“And being found in human form, he humbled himself and became obedient to the point of death— even death on a cross” (Phil. 2:7-8).
New Year’s Day hasn’t always been on January 1st. Up until the 18th century New Year’s Day was on March 25th in England and her colonies: the first of four days in the year on which rents were due and accounts were settled, people were hired and people were paid. March 25th came to prominence first as the Feast of the Annunciation, the day when the angel appeared to Mary and announced that she was to be the mother of the Savior. January 1st had been the beginning of the new year in Roman times, and so it became New Year’s Day when Britain adopted the Gregorian Calendar in 1751. But of course January 1st was also a feast day, the 8th day of Christmas, the day on which the infant Christ was circumcised according to the Jewish Law, the Law of Moses. And so in this roundabout way we come to our own celebration today, a celebration of the Holy Name of Jesus, the name bestowed at his circumcision, “the name given by the angel before he was conceived in the womb” (Lk. 2:21), as it says in our Gospel today.
In short, no matter when we begin the new year we begin it with a festival, a religious feast, with the very Name of Jesus. It’s fitting enough. The human instinct at the beginning of a new year is to hit the re-set button, to erase the old mistakes and to begin again. It’s a time in other words for “new year’s resolutions.” It’s a helpful instinct. Some of the most sensible advice I was ever given in dealing with the highly technical problems that arise with computer software was to simply turn the computer off, to hit the metaphorical “re-set” button and to start anew. That’s the instinct of the “new year’s resolution”: the instinct to turn off the blasted machine that’s all fouled up with error messages, frozen solid with faulty sub-routines and data loops and what not, and to start all over again. Who doesn’t want to do that, to have the chance to switch the old life off and to begin a new life? We can do better, be better in fact, if we only have the chance.

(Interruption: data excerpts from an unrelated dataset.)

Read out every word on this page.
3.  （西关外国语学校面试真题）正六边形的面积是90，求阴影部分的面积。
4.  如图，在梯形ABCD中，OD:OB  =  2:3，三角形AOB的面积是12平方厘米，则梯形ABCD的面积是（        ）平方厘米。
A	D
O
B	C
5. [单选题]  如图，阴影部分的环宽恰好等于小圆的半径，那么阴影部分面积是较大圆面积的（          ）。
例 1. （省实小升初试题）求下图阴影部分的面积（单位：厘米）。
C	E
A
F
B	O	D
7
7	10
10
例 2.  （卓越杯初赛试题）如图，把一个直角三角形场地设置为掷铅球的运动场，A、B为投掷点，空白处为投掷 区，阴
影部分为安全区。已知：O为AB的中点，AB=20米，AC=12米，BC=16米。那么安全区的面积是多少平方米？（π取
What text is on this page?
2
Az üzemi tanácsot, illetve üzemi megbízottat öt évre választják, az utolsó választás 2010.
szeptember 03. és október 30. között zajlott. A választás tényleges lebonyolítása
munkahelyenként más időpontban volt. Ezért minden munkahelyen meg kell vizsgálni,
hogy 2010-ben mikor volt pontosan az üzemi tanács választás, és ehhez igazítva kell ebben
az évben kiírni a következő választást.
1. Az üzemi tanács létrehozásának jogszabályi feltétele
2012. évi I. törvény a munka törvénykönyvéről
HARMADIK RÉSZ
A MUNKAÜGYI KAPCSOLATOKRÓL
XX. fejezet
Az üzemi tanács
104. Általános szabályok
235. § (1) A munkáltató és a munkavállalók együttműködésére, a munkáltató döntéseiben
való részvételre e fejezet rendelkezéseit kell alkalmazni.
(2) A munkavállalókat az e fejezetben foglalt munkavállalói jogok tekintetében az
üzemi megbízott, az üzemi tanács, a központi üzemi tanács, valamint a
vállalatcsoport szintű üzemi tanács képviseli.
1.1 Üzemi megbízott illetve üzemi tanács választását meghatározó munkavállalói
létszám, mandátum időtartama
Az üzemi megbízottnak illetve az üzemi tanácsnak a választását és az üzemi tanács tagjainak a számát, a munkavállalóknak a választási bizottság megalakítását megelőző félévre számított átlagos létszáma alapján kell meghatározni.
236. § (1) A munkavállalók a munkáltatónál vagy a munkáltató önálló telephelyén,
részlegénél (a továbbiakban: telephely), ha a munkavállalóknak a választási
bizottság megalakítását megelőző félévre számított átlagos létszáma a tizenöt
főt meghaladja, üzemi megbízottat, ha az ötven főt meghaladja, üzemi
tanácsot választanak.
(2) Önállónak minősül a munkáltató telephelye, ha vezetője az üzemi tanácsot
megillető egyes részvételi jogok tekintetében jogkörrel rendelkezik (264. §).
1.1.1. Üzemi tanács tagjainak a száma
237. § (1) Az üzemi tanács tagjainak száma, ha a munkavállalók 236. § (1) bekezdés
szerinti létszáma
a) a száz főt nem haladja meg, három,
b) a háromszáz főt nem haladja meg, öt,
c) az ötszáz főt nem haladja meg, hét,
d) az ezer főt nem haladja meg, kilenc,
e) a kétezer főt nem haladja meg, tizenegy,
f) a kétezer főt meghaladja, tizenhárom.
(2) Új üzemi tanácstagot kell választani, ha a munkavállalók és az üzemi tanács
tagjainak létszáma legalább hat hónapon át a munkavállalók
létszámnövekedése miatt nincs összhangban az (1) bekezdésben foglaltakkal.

The Feast of the Holy Name says something important to us about this human instinct to begin again. “Jesus” means something like “YHWH saves,” “God saves,” reminding us that our salvation cannot be locally sourced within ourselves. Our instinct to begin again has to begin with God. The instinct may be human, but the power that makes it possible to fulfill the instinct comes only through the Word made flesh, the Son of God who takes our human nature in the womb of the Virgin Mary and who is born on Christmas Day.
What God does through Jesus Christ is to re-found the whole human project that began with Adam and Eve, a project that had become pretty fouled up through human willfulness and human sin, through our own pre-occupation with ourselves and our neglect of God and our neighbor. Human beings had become frozen in the endless data loop of death with no way out, but God re-set the old worn out machine of human civilization by re-founding our humanity in Jesus Christ. He was submissive to the Law and obedient to God’s command, obedient to the point of death— even death on a cross” (Phil. 2:8) as Paul wrote to the Philippians. The human race took a new direction in Jesus Christ, but it was a return to an old path, humanity living in communion with God and with one another. This only became possible through Jesus’ humility and willingness to give himself for the sake of the human race, for his own brothers and sisters who now are related to him. “Though he was in the form of God, did not regard equality with God as something to be exploited, but emptied himself, taking the form of a slave, being born in human likeness…” (Phil. 2: 6-7), again, as it says in Paul’s letter. God comes in Jesus Christ to take our own nature and to raise it up to new life in him.
What lies before us on this New Year’s Day is also mapped out for us in our reading from Paul. “Let the same mind be in you as it was in Christ Jesus” (Phil. 2:5). Paul’s exhortation to his fellow disciples is also addressed to us: to let the mind of Christ be formed in us so that we may share his divine life, so that the new life we long for may be found within us. We can’t hit the re-set button ourselves or resource our own salvation but Jesus Christ has done that for us, creating a new humanity that we share in by sharing in Holy Baptism and in the Holy Eucharist. We come to the altar today to receive the heavenly food which will sustain our life in Christ. Some in this congregation will witness to the new life by re-affirming their Baptismal vows and by receiving the laying on of hands. We are witnessing Christ speaking his own mind, and that same mind being formed in ourselves and others. It is a day for new beginnings, for a new direction, for a new life, and we have that life in Christ.